Foreign Enemies and Traitors
laundry baskets stood near the open end of the enclosure.
    “What about my stuff?  Will I get it back?” 
    “Sure, don’t worry,” replied the driver.
    Carson undressed, dropping everything into a basket.  In the center of the cement floor were painted-on footprints, three rows by three, enough for nine people at a time.  He’d last seen footprints like that in boot camp, more than forty years before.  Even after all of the intervening years, somehow it seemed familiar.  He already had the short haircut, but this time it was gray.  He felt like he was processing back into the Army.
    The black medic said, “Okay, stand in the middle.  Don’t worry, it’s SOP, routine decontamination.  We’ve all been through this plenty of times.  Nothing to it.”  The driver walked to the front side of the cement wall.  Rickety galvanized pipes extended from the ground and along the insides of the enclosure.  He turned a valve, and after a few seconds a series of nozzles extending from three sides of the enclosure blasted Carson with cold water.  The black medic said, “Here, catch this,” and tossed him a small plastic bottle filled with brown liquid.  “It’s disinfectant.  Use it for shampoo and everything else.  It stinks, but it’ll clean you up good.”
    Phil Carson did as he was told, sticking to his plan of trying to appear as compliant and non-threatening as possible.
    “Okay, give it a minute to work, and then we’ll rinse you off.”  When Carson finished washing, he was sprayed again.  The driver cut off the water and threw him a threadbare white towel, saying, “That wasn’t so bad, was it?”
    Since approaching the checkpoint two hours earlier, Phil Carson had been increasingly worried that he had made a grave error in strategy.  At each step he had been rendered more powerless, first at the checkpoint, then in being ordered into the cage on the truck, and now finally in being disinfected, naked.  All that was missing, he grimly noted, were the indoor “showers” and the Zyklon B poison gas pellets.  At any rate, he had no choice but to follow their orders.  He was unarmed, deep within a military base and surrounded by armed soldiers.  He tried to imagine that he was simply reenlisting in the Army, instead of being processed into some kind of concentration camp.  He had chosen his plan for reentering society, and now he had to ride it out to its conclusion, whatever that might be.
    He stood naked and toweled off while the driver and the medic chatted casually.  When he finished, he was handed a set of pale blue hospital scrubs and green flip-flop shower shoes.  It took only a minute to dress.  He was grateful to be covered again, even in the thin cotton. 
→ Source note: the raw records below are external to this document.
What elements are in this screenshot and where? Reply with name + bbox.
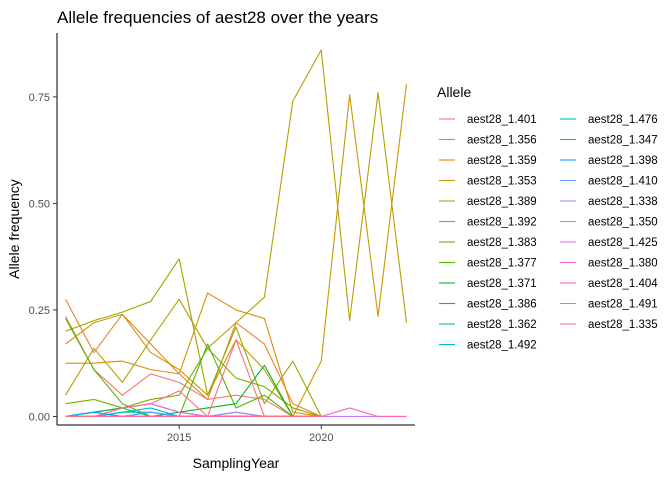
legend-label: aest28_1.356 bbox=[467, 135, 537, 147]
x-tick-label: 2015 bbox=[167, 432, 191, 444]
legend-label: aest28_1.380 bbox=[588, 258, 658, 270]
x-axis-ticks: 2015 2020 bbox=[167, 425, 333, 444]
legend-item: aest28_1.386 bbox=[439, 299, 537, 311]
y-axis-ticks: 0.00 0.25 0.50 0.75 bbox=[29, 92, 57, 423]
legend-label: aest28_1.347 bbox=[588, 135, 658, 147]
legend-item: aest28_1.392 bbox=[439, 217, 537, 229]
series-lines bbox=[65, 49, 408, 418]
legend-item: aest28_1.492 bbox=[439, 340, 537, 352]
legend-label: aest28_1.404 bbox=[588, 278, 658, 290]
y-axis-title: Allele frequency bbox=[6, 179, 22, 279]
chart-title: Allele frequencies of aest28 over the ye… bbox=[57, 8, 378, 27]
legend-label: aest28_1.492 bbox=[467, 340, 537, 352]
series-line-aest28_1-335 bbox=[65, 339, 322, 418]
legend-item: aest28_1.350 bbox=[560, 217, 658, 229]
y-tick-label: 0.00 bbox=[29, 411, 50, 423]
series-line-aest28_1-359 bbox=[65, 292, 322, 418]
legend-item: aest28_1.347 bbox=[560, 135, 658, 147]
series-line-aest28_1-383 bbox=[65, 347, 322, 418]
legend-label: aest28_1.410 bbox=[588, 176, 658, 188]
y-tick-label: 0.50 bbox=[29, 198, 50, 210]
legend-label: aest28_1.476 bbox=[588, 114, 658, 126]
legend-label: aest28_1.383 bbox=[467, 237, 537, 249]
legend-label: aest28_1.371 bbox=[467, 278, 537, 290]
legend-label: aest28_1.362 bbox=[467, 319, 537, 331]
legend-item: aest28_1.476 bbox=[560, 114, 658, 126]
legend-label: aest28_1.353 bbox=[467, 176, 537, 188]
series-line-aest28_1-377 bbox=[65, 318, 322, 418]
legend-item: aest28_1.335 bbox=[560, 319, 658, 331]
legend-item: aest28_1.410 bbox=[560, 176, 658, 188]
legend-label: aest28_1.392 bbox=[467, 217, 537, 229]
legend-label: aest28_1.377 bbox=[467, 258, 537, 270]
legend-item: aest28_1.404 bbox=[560, 278, 658, 290]
legend-item: aest28_1.377 bbox=[439, 258, 537, 270]
x-tick-label: 2020 bbox=[309, 432, 333, 444]
legend-item: aest28_1.356 bbox=[439, 135, 537, 147]
legend-item: aest28_1.383 bbox=[439, 237, 537, 249]
x-axis-title: SamplingYear bbox=[193, 455, 280, 471]
y-tick-label: 0.75 bbox=[29, 92, 50, 104]
legend-label: aest28_1.386 bbox=[467, 299, 537, 311]
legend-item: aest28_1.353 bbox=[439, 176, 537, 188]
legend-item: aest28_1.425 bbox=[560, 237, 658, 249]
legend: Allele aest28_1.401aest28_1.356aest28_1.… bbox=[437, 84, 658, 352]
legend-item: aest28_1.491 bbox=[560, 299, 658, 311]
legend-label: aest28_1.338 bbox=[588, 196, 658, 208]
legend-label: aest28_1.350 bbox=[588, 217, 658, 229]
legend-title: Allele bbox=[437, 84, 471, 100]
legend-item: aest28_1.389 bbox=[439, 196, 537, 208]
legend-item: aest28_1.398 bbox=[560, 155, 658, 167]
series-line-aest28_1-353 bbox=[65, 84, 408, 418]
series-line-aest28_1-392 bbox=[65, 258, 322, 417]
legend-item: aest28_1.401 bbox=[439, 114, 537, 126]
y-tick-label: 0.25 bbox=[29, 305, 50, 317]
legend-label: aest28_1.359 bbox=[467, 155, 537, 167]
legend-label: aest28_1.335 bbox=[588, 319, 658, 331]
series-line-aest28_1-389 bbox=[65, 49, 408, 396]
legend-item: aest28_1.380 bbox=[560, 258, 658, 270]
legend-label: aest28_1.389 bbox=[467, 196, 537, 208]
legend-label: aest28_1.398 bbox=[588, 155, 658, 167]
legend-item: aest28_1.371 bbox=[439, 278, 537, 290]
legend-item: aest28_1.362 bbox=[439, 319, 537, 331]
legend-label: aest28_1.401 bbox=[467, 114, 537, 126]
legend-label: aest28_1.491 bbox=[588, 299, 658, 311]
plot-area: 2015 2020 0.00 0.25 0.50 0.75 bbox=[29, 33, 415, 444]
legend-items: aest28_1.401aest28_1.356aest28_1.359aest… bbox=[439, 114, 658, 352]
legend-item: aest28_1.359 bbox=[439, 155, 537, 167]
legend-label: aest28_1.425 bbox=[588, 237, 658, 249]
legend-item: aest28_1.338 bbox=[560, 196, 658, 208]
series-line-aest28_1-401 bbox=[65, 316, 322, 418]
series-line-aest28_1-356 bbox=[65, 299, 322, 417]
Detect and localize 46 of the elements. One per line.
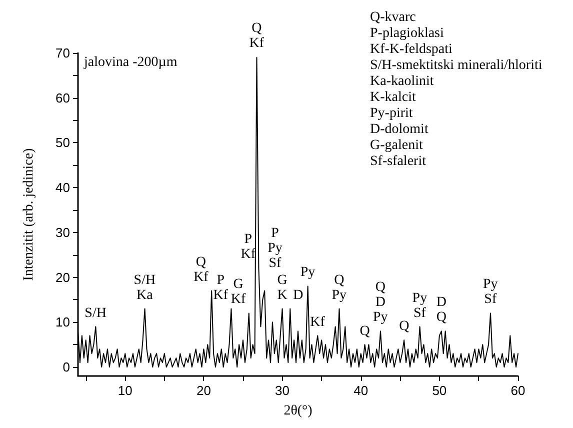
x-axis-title: 2θ(°) bbox=[284, 404, 313, 418]
annotation: Py Sf bbox=[483, 277, 498, 308]
annotation: S/H-smektitski minerali/hloriti bbox=[370, 58, 542, 73]
annotation: Py Sf bbox=[412, 290, 428, 321]
annotation: Q Kf bbox=[194, 254, 208, 285]
y-tick-label: 20 bbox=[56, 270, 70, 285]
y-tick-label: 0 bbox=[62, 360, 70, 375]
annotation: Kf bbox=[310, 314, 325, 330]
y-axis-title: Intenzitit (arb. jedinice) bbox=[22, 148, 36, 281]
annotation: Py-pirit bbox=[370, 106, 413, 121]
annotation: G Kf bbox=[230, 277, 246, 308]
x-tick-label: 30 bbox=[275, 383, 290, 398]
annotation: P Kf bbox=[240, 232, 256, 262]
annotation: Q bbox=[399, 319, 410, 334]
y-tick-label: 10 bbox=[56, 314, 70, 330]
annotation: Q Py bbox=[332, 272, 347, 303]
annotation: G-galenit bbox=[370, 138, 423, 153]
text: P-plagioklasi bbox=[370, 26, 444, 41]
annotation: D Q bbox=[436, 295, 447, 326]
y-tick-label: 40 bbox=[56, 180, 70, 196]
y-tick-label: 60 bbox=[56, 90, 70, 106]
annotation: D bbox=[293, 288, 304, 303]
annotation: P Py Sf bbox=[268, 226, 282, 271]
x-tick-label: 20 bbox=[196, 383, 211, 398]
annotation: Sf-sfalerit bbox=[370, 154, 426, 169]
x-tick-label: 60 bbox=[510, 383, 526, 398]
annotation: Q Kf bbox=[249, 21, 264, 52]
y-tick-label: 30 bbox=[56, 224, 70, 240]
x-tick-label: 10 bbox=[118, 383, 132, 398]
x-tick-label: 50 bbox=[432, 383, 447, 398]
annotation: Q bbox=[360, 324, 370, 339]
annotation: Py bbox=[300, 265, 316, 280]
text: Q-kvarc bbox=[370, 10, 416, 25]
annotation: Ka-kaolinit bbox=[370, 74, 434, 89]
annotation: Kf-K-feldspati bbox=[370, 42, 452, 57]
y-tick-label: 50 bbox=[56, 135, 70, 150]
annotation: S/H bbox=[84, 306, 106, 321]
annotation: G K bbox=[277, 272, 288, 303]
annotation: Q D Py bbox=[373, 280, 388, 326]
annotation: D-dolomit bbox=[370, 122, 428, 137]
annotation: P Kf bbox=[213, 272, 228, 303]
annotation: S/H Ka bbox=[134, 272, 156, 303]
x-tick-label: 40 bbox=[354, 383, 368, 398]
annotation: K-kalcit bbox=[370, 90, 416, 105]
annotation: jalovina -200µm bbox=[84, 55, 178, 70]
y-tick-label: 70 bbox=[56, 46, 70, 60]
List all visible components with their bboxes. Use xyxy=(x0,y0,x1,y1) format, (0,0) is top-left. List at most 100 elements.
    “Grab your pack and your clothes basket and follow me,” ordered the pock-faced driver.  “You know, you’re lucky—you’ll have a tent to yourself.  You should have seen this place last year: our daily census averaged almost a thousand, and the dead were stacked up like cordwood.  Now we mostly just get stragglers like you, except when a hotspot flares up.”  A black family with small children occupied one other tent, but they avoided eye contact and said nothing as the three walked past.  Rectangular areas of dead grass showed the locations of previous tents, interspersed among the dozen still standing in this one fenced-off section of the quarantine camp.
    They stopped halfway down the row of tents.  “Okay, this is it, your home for the time being.  You’re lucky to have a roof over your head tonight.  We just put them back up after the storm yesterday.”  The tent front was rolled up and tied off, allowing in sunlight and fresh air.  The ground was still wet from the recent tropical rains, but the area under the tent was raised above the ground level on wooden pallets.  “You can close the flap if it gets too cold for you tonight.”